As far as clothing goes, I think you can ease into dressing masculine if you want, without having to come out of any closet. I'm gender queer/nonbinary and on the very masculine side of things when it comes to the clothes I prefer and I always wore the clothes I like without having to explain my gender to my relatives.

My grandma is very conservative as most people her age are here(and generally it's a more conservative society, for European standards at least) but both my grandma and my mother only think I'm weird and that I don't care about looking conventional.
Thing is, regardless of your orientation or gender identity, the clothes you like are at the end a personal style/preference thing and we only ascribe them to expressing our gender identity because they've been gendered by society. So I just say I like men's style better and that's that. I would try to explain if I thought they'd truly get it but since I don't think they will, I keep it simple.

Oh and have you seen Cate Blanchett? She's a gorgeous, famous, probably straight and cis woman and often wears androgynous clothes, always had. In fact she probably wears suits more than dresses and some are very androgynous. My point is, even straight, cis women can have a liking for the "masculine" style of clothing and in fact I think a lot of straight, cis women don't consider it as an option precisely cause they know there'd be some stigma or they'd stop being attractive to men. So my advice would be to just dress and act however you like and just not label it if you don't want to.

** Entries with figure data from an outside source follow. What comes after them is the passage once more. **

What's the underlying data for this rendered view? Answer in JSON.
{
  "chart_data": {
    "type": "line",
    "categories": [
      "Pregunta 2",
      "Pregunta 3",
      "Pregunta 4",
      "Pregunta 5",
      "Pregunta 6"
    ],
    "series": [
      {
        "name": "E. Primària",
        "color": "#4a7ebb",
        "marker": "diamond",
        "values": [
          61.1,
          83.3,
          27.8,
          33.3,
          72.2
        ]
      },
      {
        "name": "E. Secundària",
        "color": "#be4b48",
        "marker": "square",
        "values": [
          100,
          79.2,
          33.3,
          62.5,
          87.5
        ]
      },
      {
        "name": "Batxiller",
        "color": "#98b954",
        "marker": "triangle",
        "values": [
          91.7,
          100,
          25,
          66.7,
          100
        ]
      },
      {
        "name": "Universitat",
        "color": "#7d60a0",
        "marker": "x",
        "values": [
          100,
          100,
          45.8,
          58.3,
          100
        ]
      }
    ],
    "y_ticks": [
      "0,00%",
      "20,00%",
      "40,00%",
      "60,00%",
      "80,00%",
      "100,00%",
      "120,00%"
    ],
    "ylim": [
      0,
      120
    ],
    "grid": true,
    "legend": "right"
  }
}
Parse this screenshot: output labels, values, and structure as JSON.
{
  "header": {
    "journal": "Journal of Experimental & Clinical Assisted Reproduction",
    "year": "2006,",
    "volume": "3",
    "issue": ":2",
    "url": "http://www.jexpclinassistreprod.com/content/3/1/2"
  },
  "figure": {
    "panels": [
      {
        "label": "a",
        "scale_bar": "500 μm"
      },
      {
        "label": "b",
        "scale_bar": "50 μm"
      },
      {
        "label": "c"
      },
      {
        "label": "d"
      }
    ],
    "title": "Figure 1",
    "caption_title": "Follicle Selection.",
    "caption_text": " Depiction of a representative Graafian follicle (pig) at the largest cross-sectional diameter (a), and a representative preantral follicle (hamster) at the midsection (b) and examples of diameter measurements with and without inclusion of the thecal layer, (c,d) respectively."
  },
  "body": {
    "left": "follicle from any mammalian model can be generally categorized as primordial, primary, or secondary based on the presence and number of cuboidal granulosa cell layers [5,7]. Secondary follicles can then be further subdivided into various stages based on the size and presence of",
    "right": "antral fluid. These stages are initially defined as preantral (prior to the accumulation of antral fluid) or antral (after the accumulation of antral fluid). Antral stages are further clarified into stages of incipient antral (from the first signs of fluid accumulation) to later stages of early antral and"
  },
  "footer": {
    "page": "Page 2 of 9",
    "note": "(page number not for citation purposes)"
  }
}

As for orientation...well, I'm in a similar pickle because I've just really embraced/realised my bisexuality but I can't bring myself to tell anyone in my circle, let alone my mom or grandma. Well, my mom is fairly open minded and pro lgbt rights but she still has a bias and would not be very happy about it. Again, I don't think you need to come out in order to explore your sexuality because let's be real it's not like you want your grandparents to be in the know about your sexual experiences anyway. So I think until u get into a serious relationship, there's no real need to tell anyone if you don't feel safe to do it.